Ultimately I think that technology alters and threatens us while surpassing us at the same time. Human nature is sensation and perception of the world around us. Technology, on the other hand, is storing and organizing this information in our systems. Technology could surpass us in time just like it did in several examples. In “Blade Runner” and in Lyotard we find that this can be true by the future. Technology also can alter human nature. It alters our learning process and our personality. Technology can also threaten us by learning more and more about us and finally threatening our human nature. So like the quote at the beginning of my essay, one day technology can overcome human nature.
Work Cited
Dick, Philip K. Blade Runner : Do Androids Dream of Electric Sheep? Westminster: Del Rey, 1990.
Hawthorne, Nathaniel. The House of the Seven Gables. Minneapolis: Dover Publications, Incorporated, 2003.
Joy, Bill. "Why the Future doesn't need us." Aug. 2004. 15 Oct. 2008
Kemerling, Garth. "John Locke." Philosophy Pages. Aug. 2006. Britannica. 15 Oct. 2008
Lyotard, Jean F. "Can Thought go on without a Body?" The Inhuman : Reflections on Time. By Jean-Francois Lyotard. Trans. Geoffrey Bennington. New York: Stanford UP, 1992.
"What is Technology?" 2008. EXxtenison. 15 Oct. 2008
1 comment:
I liked your opening quote, and your introduction is reasonably focused and interesting. I'd like to know, though, what you want us to *do* about what's happening to us.

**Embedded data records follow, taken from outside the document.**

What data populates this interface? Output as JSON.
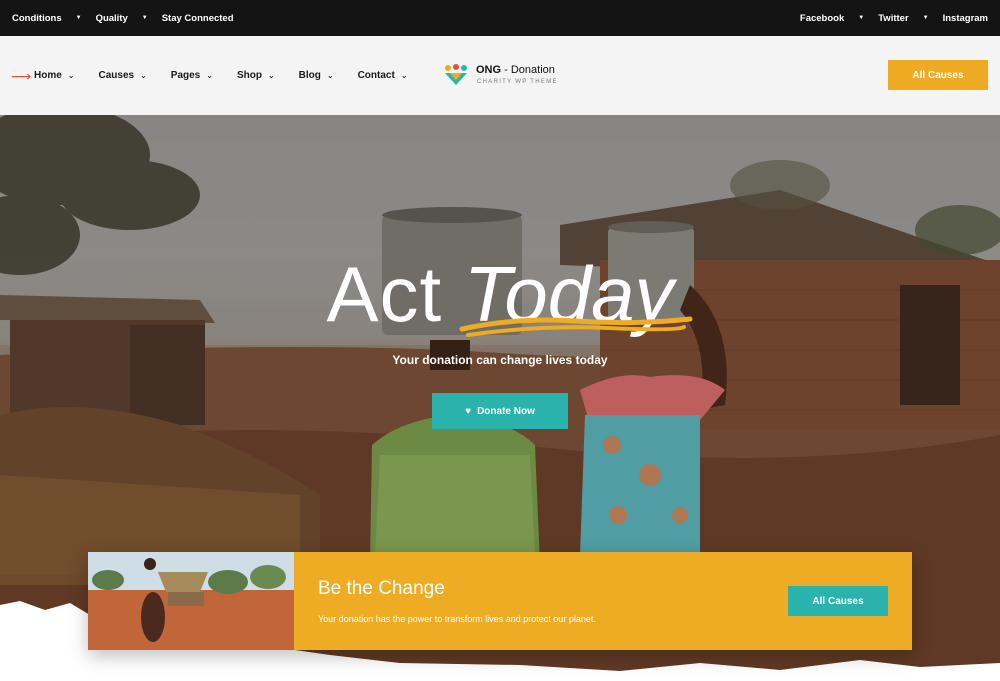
{
  "topbar": {
    "left_links": [
      "Conditions",
      "Quality",
      "Stay Connected"
    ],
    "right_links": [
      "Facebook",
      "Twitter",
      "Instagram"
    ]
  },
  "nav": {
    "items": [
      {
        "label": "Home"
      },
      {
        "label": "Causes"
      },
      {
        "label": "Pages"
      },
      {
        "label": "Shop"
      },
      {
        "label": "Blog"
      },
      {
        "label": "Contact"
      }
    ],
    "cta_label": "All Causes"
  },
  "logo": {
    "name_bold": "ONG",
    "name_rest": " - Donation",
    "tagline": "CHARITY WP THEME"
  },
  "hero": {
    "title_word1": "Act",
    "title_word2": "Today",
    "subtitle": "Your donation can change lives today",
    "donate_label": "Donate Now"
  },
  "card": {
    "title": "Be the Change",
    "text": "Your donation has the power to transform lives and protect our planet.",
    "button_label": "All Causes"
  },
  "colors": {
    "accent_yellow": "#eeab24",
    "accent_teal": "#2ab2ad",
    "topbar_bg": "#141414",
    "arrow_red": "#e2533b"
  },
  "icons": [
    "arrow-right-icon",
    "chevron-down-icon",
    "heart-icon",
    "logo-people-icon"
  ]
}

The idea of the blank slate as human nature is highly controversial, of course. It's also highly specific - it actually gives you something interesting to talk about.
Your use of Lyotard is clever, but I would have liked a little more - it seems that you don't think that we are precisely a blank slate - if we have particularly ways we process information, even before we know anything, are we really "blank"? By the way - this takes you in the direction of Immanuel Kant's conception of human nature.

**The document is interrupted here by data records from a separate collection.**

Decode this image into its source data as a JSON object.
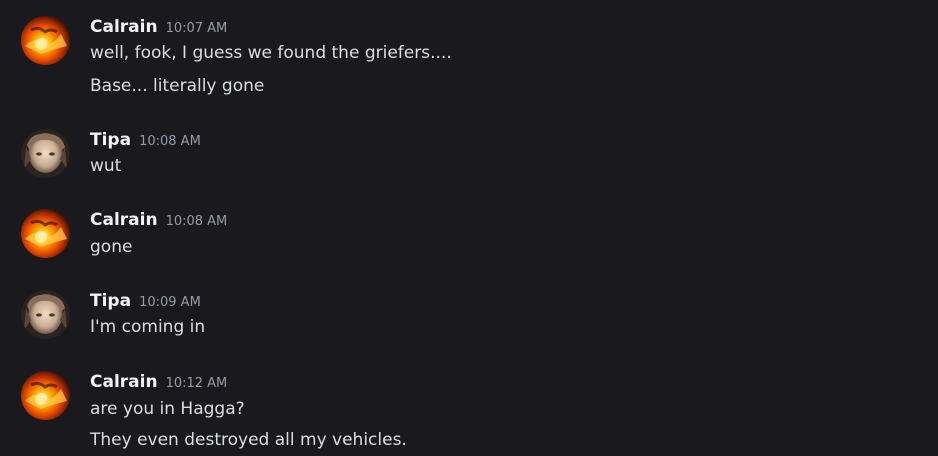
{
  "messages": [
    {
      "author": "Calrain",
      "time": "10:07 AM",
      "avatar": "fire-avatar",
      "lines": [
        "well, fook, I guess we found the griefers....",
        "Base... literally gone"
      ]
    },
    {
      "author": "Tipa",
      "time": "10:08 AM",
      "avatar": "portrait-avatar",
      "lines": [
        "wut"
      ]
    },
    {
      "author": "Calrain",
      "time": "10:08 AM",
      "avatar": "fire-avatar",
      "lines": [
        "gone"
      ]
    },
    {
      "author": "Tipa",
      "time": "10:09 AM",
      "avatar": "portrait-avatar",
      "lines": [
        "I'm coming in"
      ]
    },
    {
      "author": "Calrain",
      "time": "10:12 AM",
      "avatar": "fire-avatar",
      "lines": [
        "are you in Hagga?",
        "They even destroyed all my vehicles."
      ]
    }
  ],
  "colors": {
    "background": "#1a1a1e",
    "username": "#f2f3f5",
    "timestamp": "#949ba4",
    "message_text": "#dbdee1"
  }
}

Some of your material is rather Lyotardian - it's interesting, but I would have liked to see you work through some of the details a little more than you do (maybe with examples?). Take this, for instance: "Our knowledge wants to know more about our past and future. I think that knowledge in turn creates human nature. I also think that we use technology to gain knowledge. If we had a graph of human nature and technology, I think that it would be at an exponential rate until one day the technology passes our human nature. Closer and closer one day that technology could surpass human nature."
I would have liked to see you make these ideas more precise/concrete.
There is some good material in your discussion of DADES and Joy, but something bothers me here. You keep repeating the idea that technology threatens human nature. But you defined human nature as "the blank slate" -- that is, our nature is the nature of how we learn and develop from nothing. You have pointed out ways in which technology changes us (both in the real world and in the books), but there's nothing about how it changes/threatens human nature *as you define it*.
You have a number of interesting ideas here, many of them rooted in Lyotard, but you have some difficulty keeping focus -- by the end you're talking about how technology threatens *us* more than *our nature*, at least as you've defined it.